Teso, a gadget design outfit in the freewheeling southern Chinese city of Shenzhen, has already sold its MacBook Air look-alike for more than a year and is preparing for sales of its tablets, said a company official surnamed Wu.
The tablet shaped like an iPhone uses the hit Apple phone as a model for details down to the curves on its black rear shell and the single circular button below its screen. But it uses an Intel Atom microprocessor and its screen measures 10 inches, similar to the 9.7-inch screen on Apple’s upcoming iPad.
“If you’re going to copy, then copy the most expensive and the most popular,” Wu said at a trade show in Shenzhen when asked about the similarities between his company’s devices and those from Apple.

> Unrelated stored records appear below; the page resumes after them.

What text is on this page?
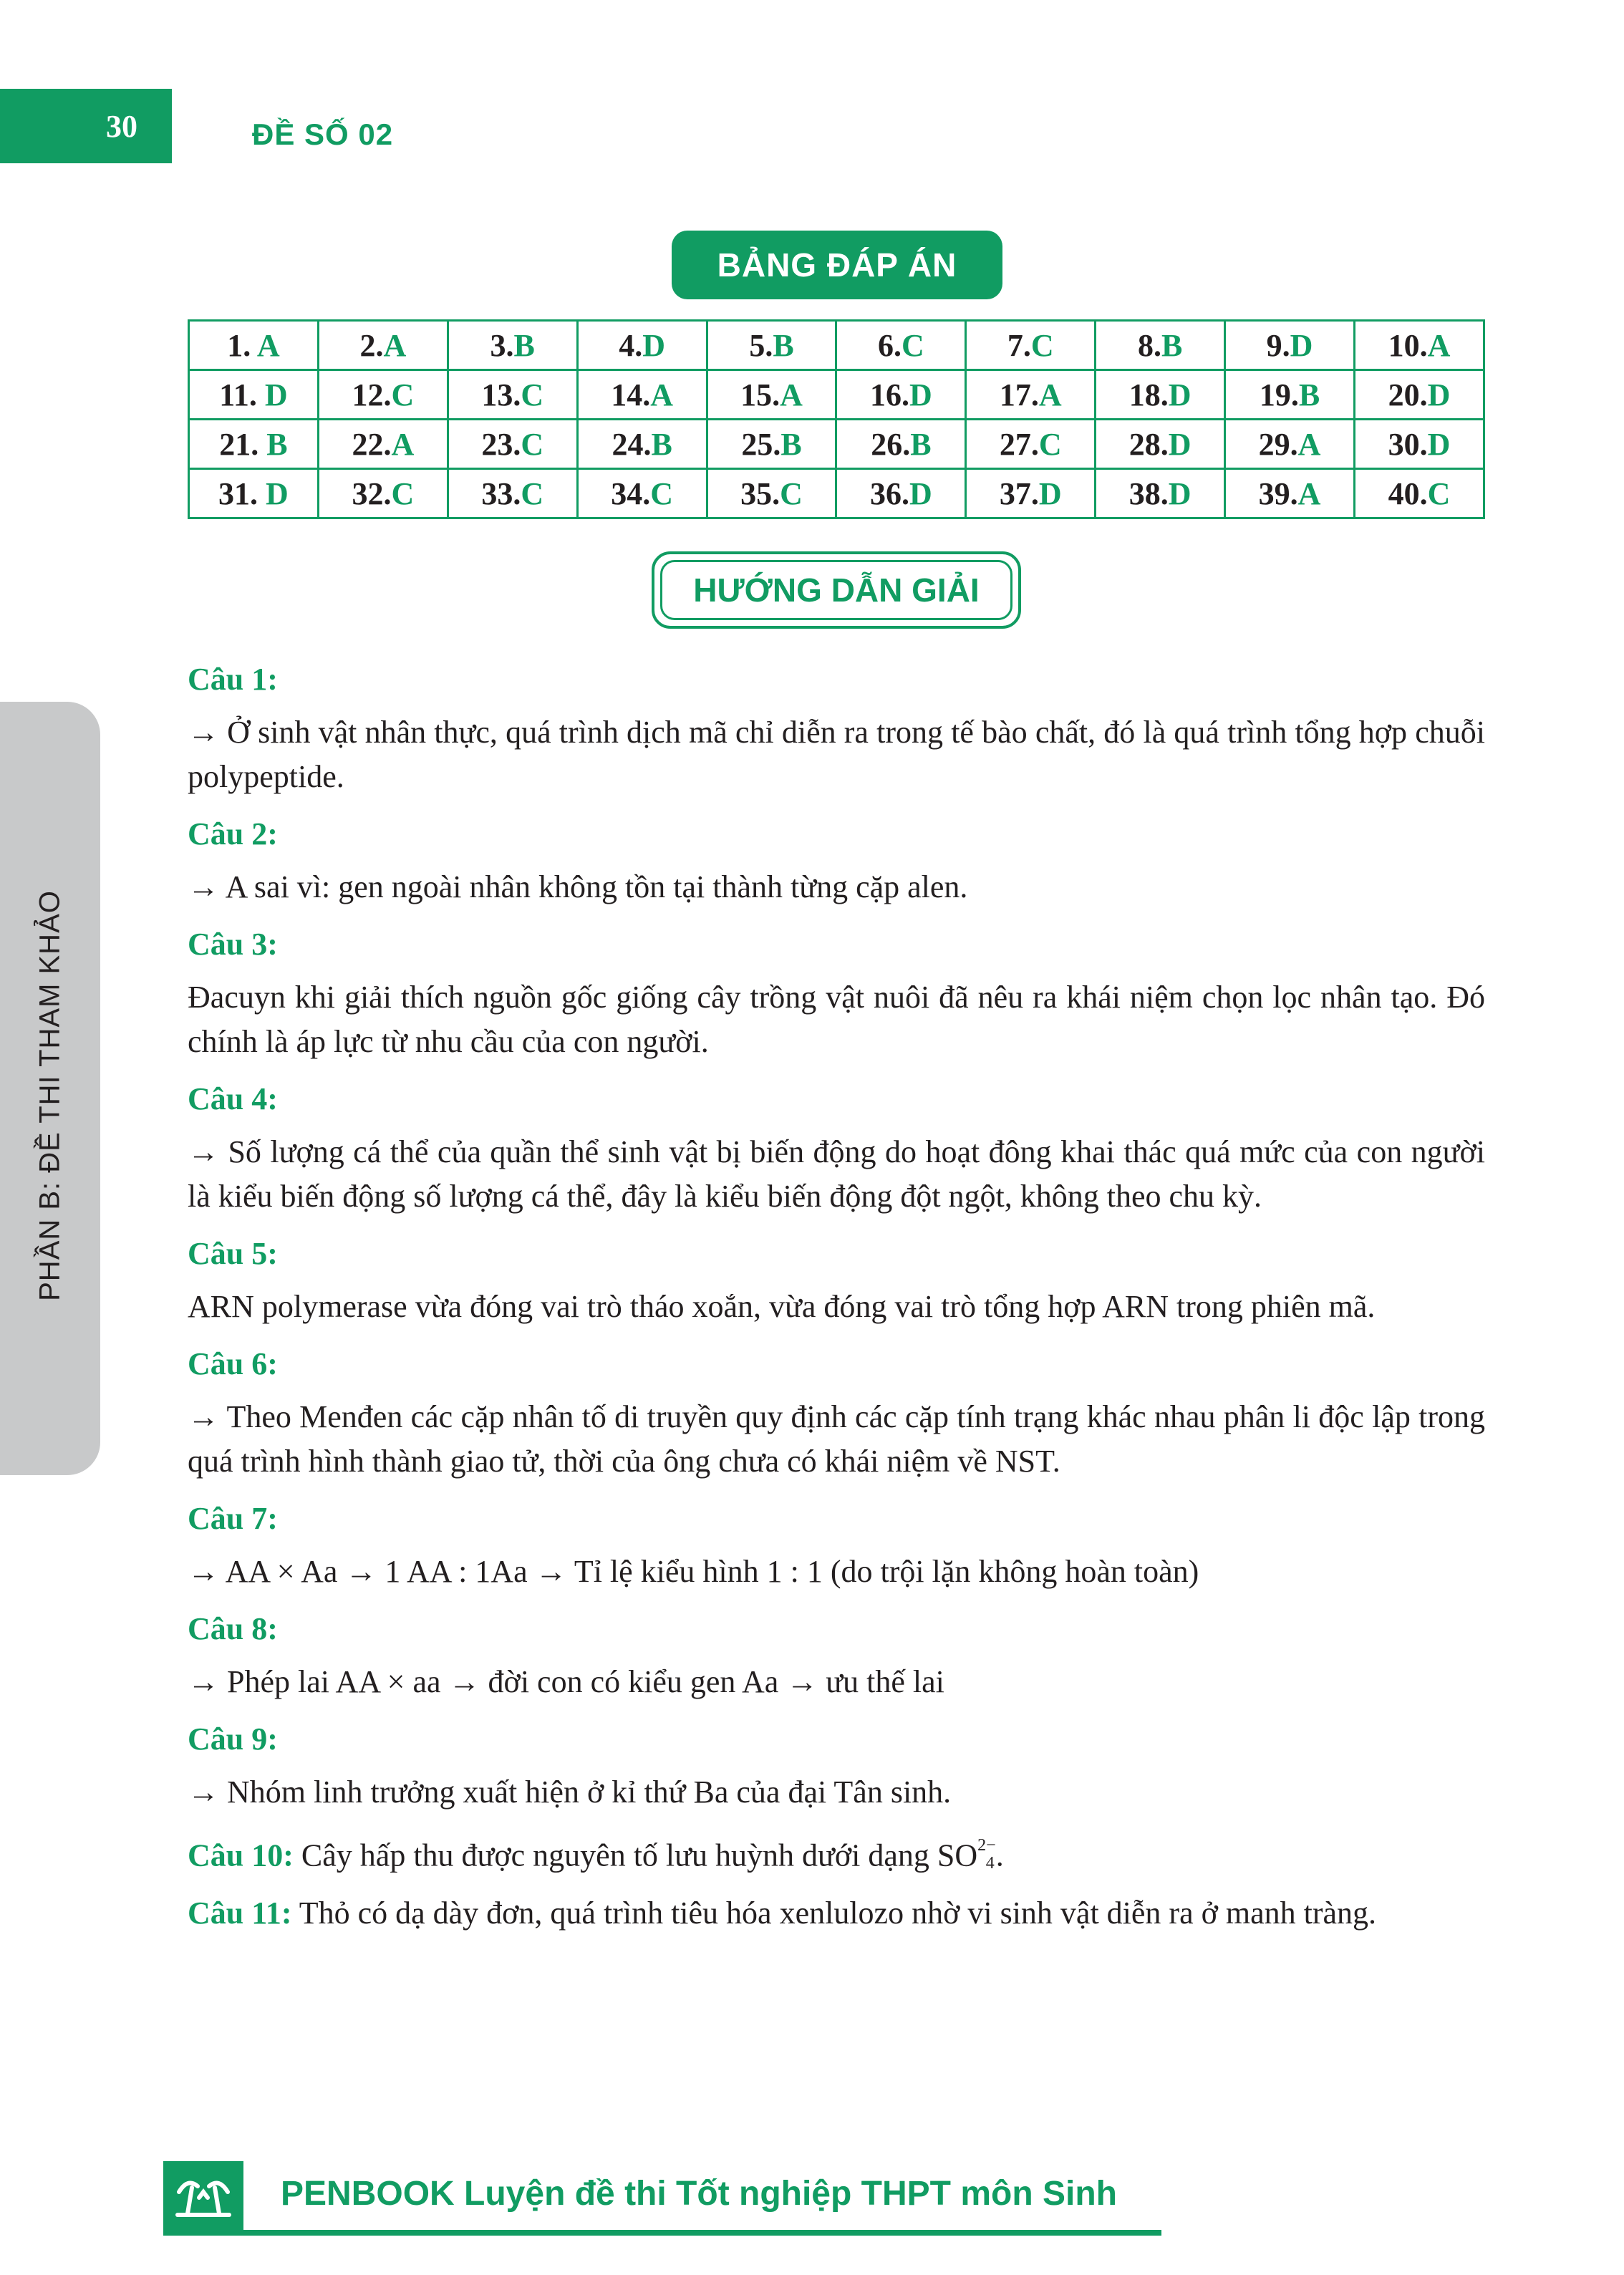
30	ĐỀ SỐ 02
PHẦN B: ĐỀ THI THAM KHẢO
BẢNG ĐÁP ÁN
1. A	2.A	3.B	4.D	5.B	6.C	7.C	8.B	9.D	10.A
11. D	12.C	13.C	14.A	15.A	16.D	17.A	18.D	19.B	20.D
21. B	22.A	23.C	24.B	25.B	26.B	27.C	28.D	29.A	30.D
31. D	32.C	33.C	34.C	35.C	36.D	37.D	38.D	39.A	40.C
HƯỚNG DẪN GIẢI
Câu 1:
→ Ở sinh vật nhân thực, quá trình dịch mã chỉ diễn ra trong tế bào chất, đó là quá trình tổng hợp chuỗi polypeptide.
Câu 2:
→ A sai vì: gen ngoài nhân không tồn tại thành từng cặp alen.
Câu 3:
Đacuyn khi giải thích nguồn gốc giống cây trồng vật nuôi đã nêu ra khái niệm chọn lọc nhân tạo. Đó chính là áp lực từ nhu cầu của con người.
Câu 4:
→ Số lượng cá thể của quần thể sinh vật bị biến động do hoạt đông khai thác quá mức của con người là kiểu biến động số lượng cá thể, đây là kiểu biến động đột ngột, không theo chu kỳ.
Câu 5:
ARN polymerase vừa đóng vai trò tháo xoắn, vừa đóng vai trò tổng hợp ARN trong phiên mã.
Câu 6:
→ Theo Menđen các cặp nhân tố di truyền quy định các cặp tính trạng khác nhau phân li độc lập trong quá trình hình thành giao tử, thời của ông chưa có khái niệm về NST.
Câu 7:
→ AA × Aa → 1 AA : 1Aa → Tỉ lệ kiểu hình 1 : 1 (do trội lặn không hoàn toàn)
Câu 8:
→ Phép lai AA × aa → đời con có kiểu gen Aa → ưu thế lai
Câu 9:
→ Nhóm linh trưởng xuất hiện ở kỉ thứ Ba của đại Tân sinh.
Câu 10: Cây hấp thu được nguyên tố lưu huỳnh dưới dạng $SO^{2-}$
4 .
Câu 11: Thỏ có dạ dày đơn, quá trình tiêu hóa xenlulozo nhờ vi sinh vật diễn ra ở manh tràng.
PENBOOK Luyện đề thi Tốt nghiệp THPT môn Sinh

China’s notorious industry in knock-off electronics including mobile phones is largely based in Shenzhen, a manufacturing base where factories churn out gadgets for well-known companies like Apple. Counterfeit iPhones are widely sold in anarchic electronics markets in China alongside genuine versions of the iPhone and other handsets, such as phones from HTC, that are bought abroad and informally carried into China.

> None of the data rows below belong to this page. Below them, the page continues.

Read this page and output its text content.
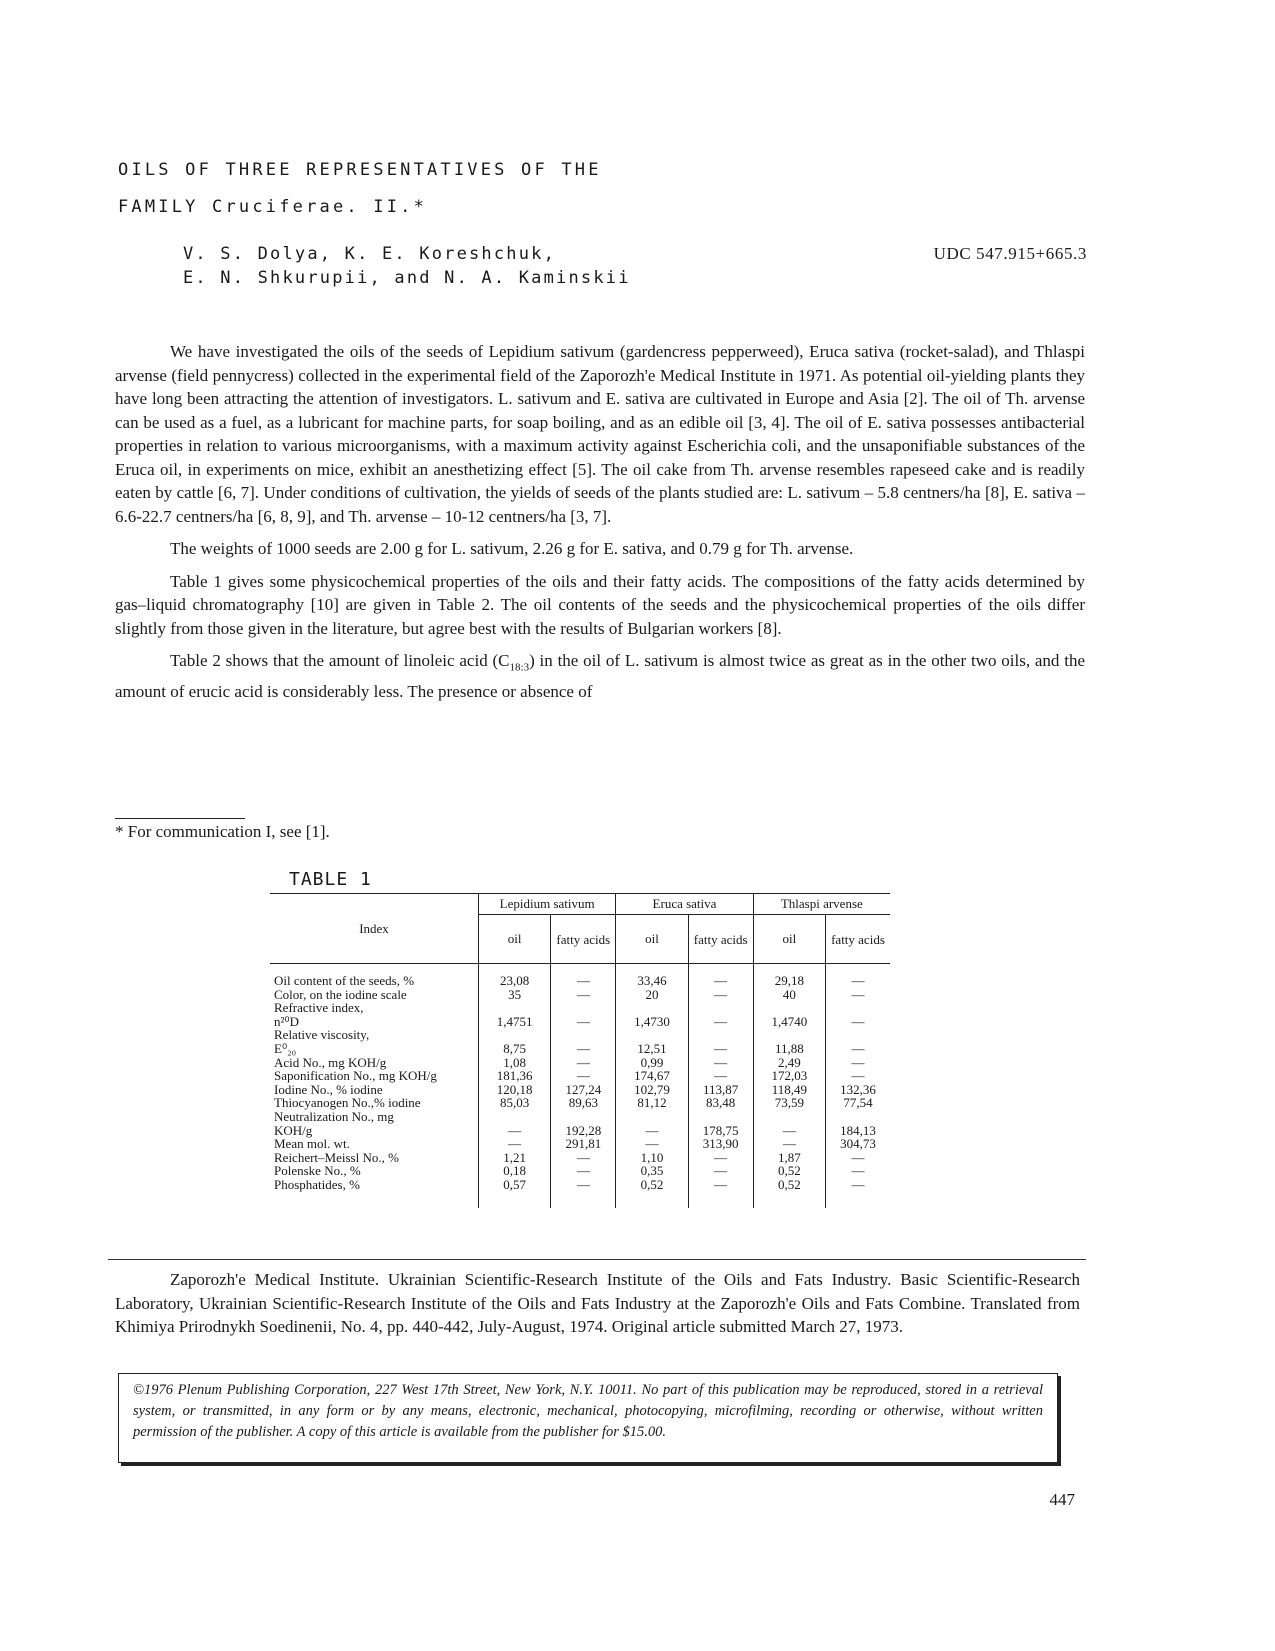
OILS OF THREE REPRESENTATIVES OF THE
FAMILY Cruciferae. II.*
V. S. Dolya, K. E. Koreshchuk,
E. N. Shkurupii, and N. A. Kaminskii
UDC 547.915+665.3

We have investigated the oils of the seeds of Lepidium sativum (gardencress pepperweed), Eruca sativa (rocket-salad), and Thlaspi arvense (field pennycress) collected in the experimental field of the Zaporozh'e Medical Institute in 1971. As potential oil-yielding plants they have long been attracting the attention of investigators. L. sativum and E. sativa are cultivated in Europe and Asia [2]. The oil of Th. arvense can be used as a fuel, as a lubricant for machine parts, for soap boiling, and as an edible oil [3, 4]. The oil of E. sativa possesses antibacterial properties in relation to various microorganisms, with a maximum activity against Escherichia coli, and the unsaponifiable substances of the Eruca oil, in experiments on mice, exhibit an anesthetizing effect [5]. The oil cake from Th. arvense resembles rapeseed cake and is readily eaten by cattle [6, 7]. Under conditions of cultivation, the yields of seeds of the plants studied are: L. sativum – 5.8 centners/ha [8], E. sativa – 6.6-22.7 centners/ha [6, 8, 9], and Th. arvense – 10-12 centners/ha [3, 7].

The weights of 1000 seeds are 2.00 g for L. sativum, 2.26 g for E. sativa, and 0.79 g for Th. arvense.

Table 1 gives some physicochemical properties of the oils and their fatty acids. The compositions of the fatty acids determined by gas–liquid chromatography [10] are given in Table 2. The oil contents of the seeds and the physicochemical properties of the oils differ slightly from those given in the literature, but agree best with the results of Bulgarian workers [8].

Table 2 shows that the amount of linoleic acid $(C_{18:3})$ in the oil of L. sativum is almost twice as great as in the other two oils, and the amount of erucic acid is considerably less. The presence or absence of

* For communication I, see [1].
TABLE 1
Index	Lepidium sativum		Eruca sativa		Thlaspi arvense	
	oil	fatty acids	oil	fatty acids	oil	fatty acids
Oil content of the seeds, %	23,08	—	33,46	—	29,18	—
Color, on the iodine scale	35	—	20	—	40	—
Refractive index,						
n²⁰D	1,4751	—	1,4730	—	1,4740	—
Relative viscosity,						
E⁰₂₀	8,75	—	12,51	—	11,88	—
Acid No., mg KOH/g	1,08	—	0,99	—	2,49	—
Saponification No., mg KOH/g	181,36	—	174,67	—	172,03	—
Iodine No., % iodine	120,18	127,24	102,79	113,87	118,49	132,36
Thiocyanogen No.,% iodine	85,03	89,63	81,12	83,48	73,59	77,54
Neutralization No., mg						
KOH/g	—	192,28	—	178,75	—	184,13
Mean mol. wt.	—	291,81	—	313,90	—	304,73
Reichert–Meissl No., %	1,21	—	1,10	—	1,87	—
Polenske No., %	0,18	—	0,35	—	0,52	—
Phosphatides, %	0,57	—	0,52	—	0,52	—

Zaporozh'e Medical Institute. Ukrainian Scientific-Research Institute of the Oils and Fats Industry. Basic Scientific-Research Laboratory, Ukrainian Scientific-Research Institute of the Oils and Fats Industry at the Zaporozh'e Oils and Fats Combine. Translated from Khimiya Prirodnykh Soedinenii, No. 4, pp. 440-442, July-August, 1974. Original article submitted March 27, 1973.

©1976 Plenum Publishing Corporation, 227 West 17th Street, New York, N.Y. 10011. No part of this publication may be reproduced, stored in a retrieval system, or transmitted, in any form or by any means, electronic, mechanical, photocopying, microfilming, recording or otherwise, without written permission of the publisher. A copy of this article is available from the publisher for $15.00.
447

Many other phones sold in those markets copy from Apple devices, borrowing the company’s logo or its iPod scroll-wheel rather than replicating the iPhone in full.
Teso sells more than 5,000 of its imitation MacBook Air laptops each month, at a price per unit of 1,900 yuan (US$280), Wu said. That is far less than the real MacBook Air’s starting price of $1,499, as listed on Apple’s Web site, but the two machines are similar only in appearance. The Teso laptop has an Intel Atom microprocessor and runs Windows XP, the most widely pirated operating system in China.
The white Teso machine does carry the Apple logo on the back of its screen, the words “MacBook Air” beneath its monitor and a wide, single mouse button like those below the keyboards on Apple laptops.
“I couldn’t sell it in America,” Wu said, citing likely problems at customs.
Teso showed only a mock-up of its iPhone-style tablet at the trade show, but sales should start this month or next month at a price below 3,000 yuan ($440), Wu said.
Teso tweaked the tablet’s design in a bid to avoid rights infringement since its shape is based on the iPhone, said Wu. “The appearance of mine is similar to Apple’s, but theirs is a mobile phone,” he said.
Teso also displayed another tablet with a 10-inch screen running Google’s Android operating system. An improved version of the tablet, which uses a chip with Arm architecture, could go on sale in around four months, and Wu wants it to run like an iPad, he said. It will sell for around 1,200 yuan ($175) and come loaded with popular applications, Wu said.
But the iPad, while more expensive at a starting price of $499, is sure to give users access to many more applications through Apple’s App Store.
Apple did not reply to a request for comment.